The trouble with this approach is that omega-3 fats are chemically fragile: their carbon double bonds are easily oxidized. EPA has 5 double bonds and DHA 6 double bonds, so they are the most vulnerable of all dietary fats. They easily become rancid.
Fish oil capsules often sit on a shelf for months before they are eaten. If someone offered you the opportunity to eat salmon that had been sitting on a shelf for six months, would you do it? No? Then why accept the same deal with salmon oil?
In fact, clinical trials have compared eating fish to eating fish oil capsules. Fish consumption has an excellent record in a number of clinical trials, but fish oil capsule supplements do not.
In the Diet and Angina Randomized Trial (DART-2), 3114 men with stable angina were followed for 3-9 years.
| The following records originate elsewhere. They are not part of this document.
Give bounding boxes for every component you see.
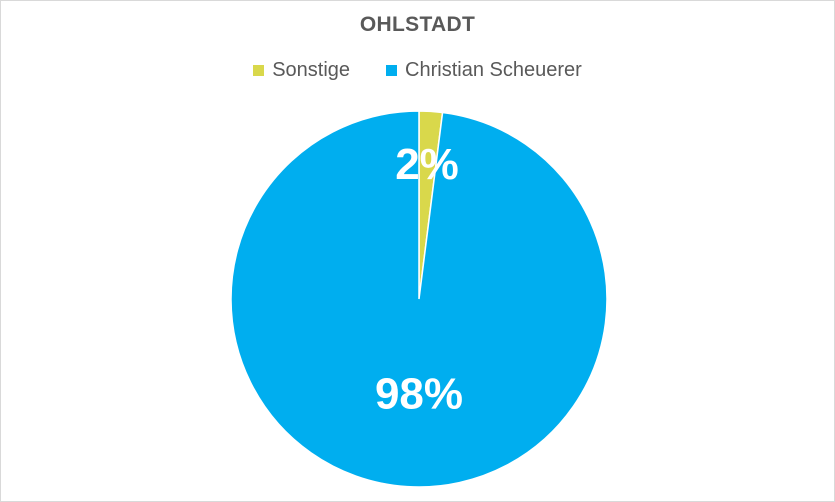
legend-swatch-christian-scheuerer	[386, 65, 398, 76]
legend-label-sonstige: Sonstige	[272, 59, 351, 81]
legend-item-sonstige: Sonstige	[253, 59, 350, 82]
legend-label-christian-scheuerer: Christian Scheuerer	[405, 59, 582, 81]
legend: Sonstige Christian Scheuerer	[1, 59, 834, 82]
data-label-sonstige: 2%	[395, 140, 459, 189]
legend-swatch-sonstige	[253, 65, 265, 76]
pie-slice-christian-scheuerer	[230, 110, 608, 488]
legend-item-christian-scheuerer: Christian Scheuerer	[386, 59, 582, 82]
data-label-christian-scheuerer: 98%	[375, 369, 463, 418]
chart-title: OHLSTADT	[359, 13, 476, 36]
There was a control group, a group advised to eat oily fish like salmon, and a group taking 3 fish oil capsules daily. There was a significant increase in sudden cardiac death among the subgroup taking fish oil capsules. 
So, give up the fish oil capsules: they’re all too likely to poison you. Instead, buy some fresh fish. Poached or baked salmon is an excellent summer dinner.